Herpes and Pregnancy: What You Should Know
Can I deliver vaginally?
If you are not experiencing an active herpes outbreak, your doctor will most likely suggest a vaginal delivery (but he or she will plan on avoiding routine use of instruments). However, some doctors will proceed with a C-section. Unfortunately, as of 2007, there is insufficient information to clearly support one option or the other, says the IHA. As a result, this decision will need to be made by you and your doctor.
You and your doctor will also need to consider when you contracted herpes. If you were infected before your pregnancy, vaginal delivery is usually a safe option. The American Social Health Association (ASHA) says women who’ve acquired HSV prior to pregnancy have a lower risk of transmitting the virus to their babies. “This is because their immune systems make antibodies that are temporarily passed to the baby through the placenta. Even if herpes is active in the birth canal during delivery, the antibodies help protect the baby,” ASHA reports.

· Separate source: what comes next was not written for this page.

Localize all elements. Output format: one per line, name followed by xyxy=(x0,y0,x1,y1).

Pregnant women who are infected with genital herpes for the first time near the time of their delivery have a 30 to 50 percent chance of passing the infection on to their babies during a vaginal delivery whether they exhibit symptoms or not, adds the March of Dimes.
But, if you were first infected during the last trimester, “some doctors will recommend a Cesarean delivery under these circumstances, even if no outbreak is present,” says the IHA. A newly infected mother just doesn’t have the antibodies in place yet to fight this virus, so there isn’t enough natural protection for the baby to have a vaginal birth. (Also, new herpes infections are more active than older ones, increasing the possibility of a breakout in the birth canal during labor and delivery.)